Economía y EmpresaSociedad

Consumo colaborativo, la nueva forma de entender el mundo

La sociedad consumista puede que aún no esté llegando a su fin, pero cada vez son más las personas que creen que no merece la pena comprar aquello que no se necesita. Por primera vez poder acceder a un bien supera en índice de satisfacción al hecho de poseerlo.

La digitalización de contenidos ha permitido al usuario caer en la cuenta de que lo que realmente deseamos no es el disco en sí, sino la música que está grabada en él. Servicios como Spotify cubren las necesidades de un público que se conforma con poder acceder a una determinada canción cuando le apetezca. Esta tendencia, asentada en la mente de muchos ciudadanos hace años, ha escalado posiciones como consecuencia de la crisis. Y hoy los potenciales consumidores, antes de comprar, tienen un gesto que lo cambia todo: se paran a reflexionar si realmente necesitan ese bien. Y si la respuesta es positiva y la persona concluye que realmente tiene esa necesidad, establece un segundo paso: ¿puedo conseguirlo por otro medio y evitarme así la compra?
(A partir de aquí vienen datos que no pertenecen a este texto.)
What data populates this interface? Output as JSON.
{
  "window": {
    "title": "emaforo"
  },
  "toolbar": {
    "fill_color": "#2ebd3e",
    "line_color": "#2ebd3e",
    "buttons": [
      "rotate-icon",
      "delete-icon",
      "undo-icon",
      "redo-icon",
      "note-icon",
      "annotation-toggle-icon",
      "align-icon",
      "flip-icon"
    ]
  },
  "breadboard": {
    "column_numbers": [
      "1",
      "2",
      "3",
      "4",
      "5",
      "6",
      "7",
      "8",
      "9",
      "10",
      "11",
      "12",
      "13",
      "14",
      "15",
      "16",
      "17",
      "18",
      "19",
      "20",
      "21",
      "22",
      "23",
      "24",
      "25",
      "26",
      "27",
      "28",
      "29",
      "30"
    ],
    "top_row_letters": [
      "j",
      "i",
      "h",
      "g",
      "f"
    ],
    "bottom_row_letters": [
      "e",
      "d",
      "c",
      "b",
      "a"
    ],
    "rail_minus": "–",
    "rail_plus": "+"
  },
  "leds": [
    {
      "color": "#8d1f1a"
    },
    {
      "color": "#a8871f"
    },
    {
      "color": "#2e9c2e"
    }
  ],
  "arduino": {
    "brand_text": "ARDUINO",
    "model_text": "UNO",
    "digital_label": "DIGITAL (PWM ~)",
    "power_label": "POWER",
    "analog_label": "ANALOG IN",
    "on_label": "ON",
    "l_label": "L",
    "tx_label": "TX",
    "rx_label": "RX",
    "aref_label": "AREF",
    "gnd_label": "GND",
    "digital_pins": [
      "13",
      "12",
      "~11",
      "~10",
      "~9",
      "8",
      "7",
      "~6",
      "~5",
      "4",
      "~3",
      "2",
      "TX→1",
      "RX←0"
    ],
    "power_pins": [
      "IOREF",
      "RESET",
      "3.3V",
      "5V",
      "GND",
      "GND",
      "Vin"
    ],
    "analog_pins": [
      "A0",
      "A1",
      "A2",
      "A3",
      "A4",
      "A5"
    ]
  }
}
Palabras como compartir, intercambiar, prestar, alquilar o regalar adquieren otro significado en estos tiempos, con un papel mucho más relevante y una dimensión desconocida, gracias a Internet. Nuestro pequeño mundo local ha pasado a convertirse en global y las nuevas tecnologías hacen posible el consumo colaborativo de una manera más eficaz.
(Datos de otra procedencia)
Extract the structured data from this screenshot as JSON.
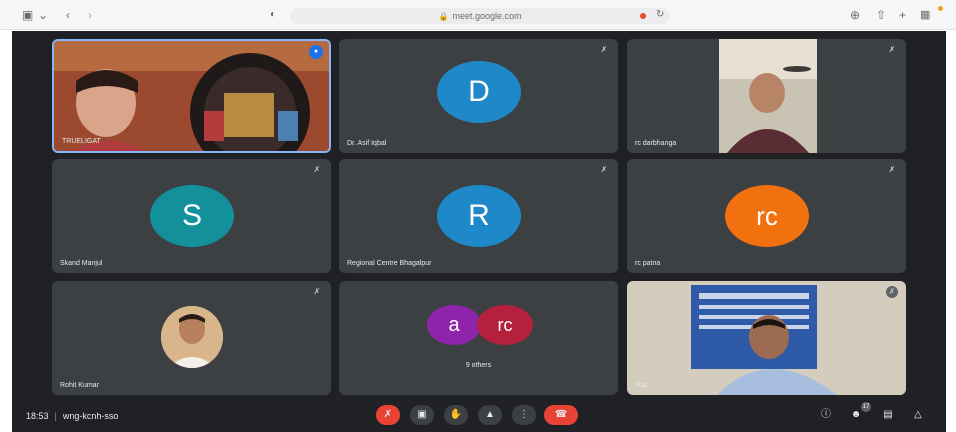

El libro “What’s mine is yours: the rise of collaborative consumption” es la biblia del consumo colaborativo. Constantemente surgen iniciativas que nos llevan hasta esta nueva forma de vida, asentándose en la sociedad sin que tan siquiera nos demos cuenta. Hoy pagamos por el beneficio de utilizar un producto sin necesidad de adquirirlo, por ejemplo cuando compartimos coche. Somos capaces de redistribuir los bienes usados orientándolos hacia otras personas, por ejemplo con las tiendas de segunda mano o un servicio de intercambio de ropa. Y no sólo compartimos materiales, sino también espacio para trabajar (coworking) o para aparcar (parkatmyhouse). Hay personas que, altruistamente, ceden el sofá de su casa para que viajeros desconocidos puedan pasar la noche (couchsurfing). Son quienes, incluso sin saberlo, demuestran que el consumo colaborativo, más que una moda, es una nueva forma de entender el mundo.